Dias, Nicholas; Pennycook, Gordon; Rand, David G. (2020). Emphasizing publishers does not effectively reduce susceptibility to misinformation on social media. The Harvard Kennedy School (HKS) Misinformation Review. https://doi.org/10.37016/mr-2020-001


  • In two survey experiments, we showed American participants (N=2,217) a series of actual headlines from social media, presented in Facebook format.
  • For some headlines, we made publisher information more visible (by adding a logo banner), while for others we made publisher information less visible (by removing all publisher information).

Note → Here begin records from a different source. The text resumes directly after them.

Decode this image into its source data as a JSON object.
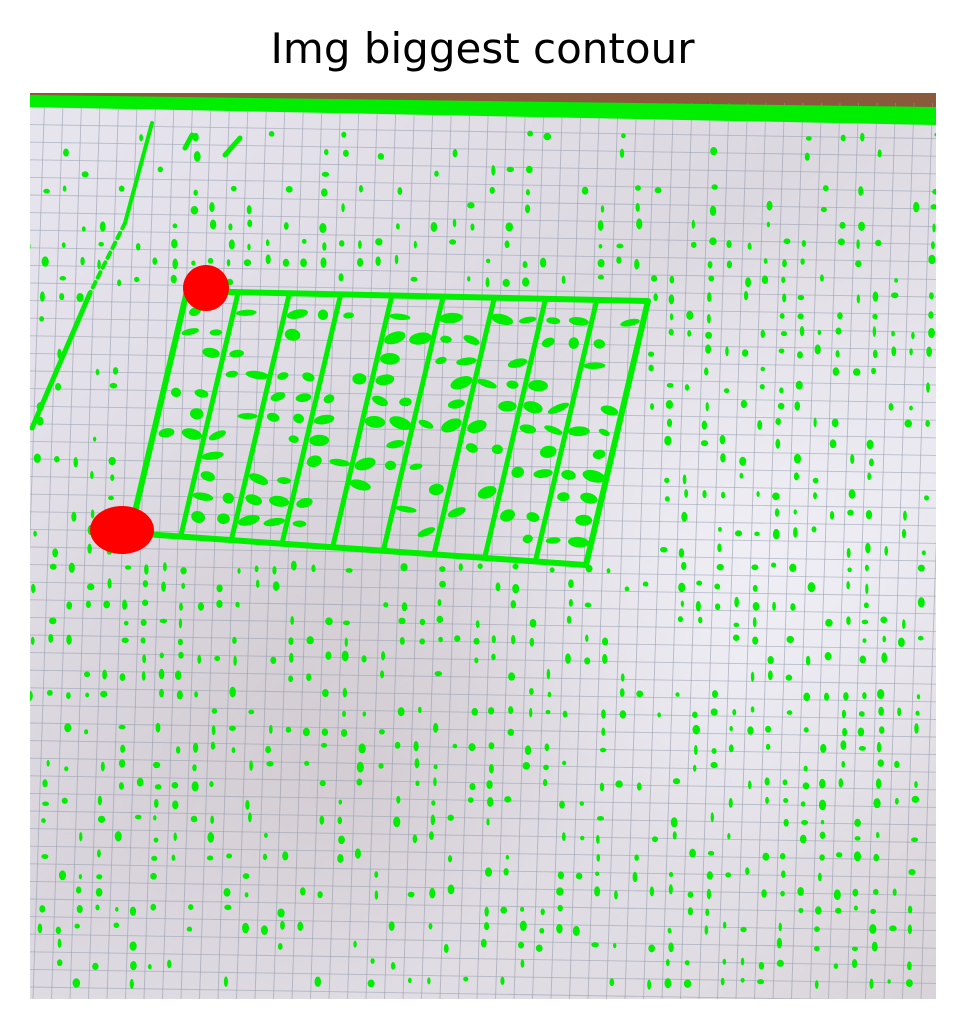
{
  "figure": {
    "title": "Img biggest contour"
  },
  "image": {
    "subject": "photo of graph paper with detected contour overlay",
    "contour_color": "#00ee00",
    "corner_marker_color": "#ff0000",
    "paper_color": "#e4e1ea",
    "table_color": "#8a5a3c",
    "grid_line_color": "#8a96a8"
  }
}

  • We found that publisher information had no significant effects on whether participants perceived the headline as accurate, or expressed an intent to share it – regardless of whether the headline was true or false. In other words, seeing that a headline came from a misinformation website did not make it less believable, and seeing that a headline came from a mainstream website did not make it more believable.

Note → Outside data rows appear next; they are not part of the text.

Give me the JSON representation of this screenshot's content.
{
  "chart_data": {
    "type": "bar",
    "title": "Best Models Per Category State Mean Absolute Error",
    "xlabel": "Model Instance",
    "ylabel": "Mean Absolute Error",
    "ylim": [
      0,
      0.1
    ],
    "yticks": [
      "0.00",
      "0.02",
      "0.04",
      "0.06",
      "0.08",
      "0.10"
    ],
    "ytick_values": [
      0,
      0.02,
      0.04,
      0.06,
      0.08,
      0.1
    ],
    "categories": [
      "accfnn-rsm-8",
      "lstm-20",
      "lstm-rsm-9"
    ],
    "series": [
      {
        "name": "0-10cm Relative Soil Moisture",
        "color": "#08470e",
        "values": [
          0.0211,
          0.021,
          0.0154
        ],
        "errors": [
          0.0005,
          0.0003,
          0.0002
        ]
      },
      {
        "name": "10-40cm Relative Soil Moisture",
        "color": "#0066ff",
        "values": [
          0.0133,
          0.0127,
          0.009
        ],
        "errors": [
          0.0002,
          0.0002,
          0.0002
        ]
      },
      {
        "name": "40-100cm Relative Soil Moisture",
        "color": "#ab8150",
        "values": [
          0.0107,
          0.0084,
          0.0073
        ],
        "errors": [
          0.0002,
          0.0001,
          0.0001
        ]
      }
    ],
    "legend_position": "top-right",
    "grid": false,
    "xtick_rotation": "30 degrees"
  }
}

  • To investigate this lack of an effect, we conducted three follow-up surveys (total N=2,770). This time, we asked participants to rate either (i) the trustworthiness of a range of publishers or (ii) the accuracy of headlines from those publishers, given no source information (i.e., the headline’s “plausibility”).
  • We found a strong, positive correlation between trust in a given outlet and the plausibility of headlines it published. Thus, in many cases, learning the source of a headline does not appear to add information about its accuracy beyond what was immediately apparent from the headline alone.
  • Finally, in a survey experiment with 2,007 Americans, we found that providing publisher information only influenced headline accuracy ratings when headline plausibility and publisher trust were “mismatched” – for example, when a headline was plausible but came from a distrusted publisher (e.g., fake-news or hyperpartisan websites).
  • In these cases of mismatch, identifying the publisher reduced accuracy ratings of plausible headlines from distrusted publishers, and increased accuracy ratings of implausible headlines from trusted publishers.
    However, when we fact-checked the 30% of headlines from distrusted sources in our set that were that were rated as plausible by participants, we found they were mostly true. In other words, providing publisher information would have increased the chance that these true headlines would be mistakenly seen as false – raising the possibility of unintended negative consequences from emphasizing sources.
    Our results suggest that approaches to countering misinformation based on emphasizing source credibility may not be very effective and could even be counterproductive in some circumstances.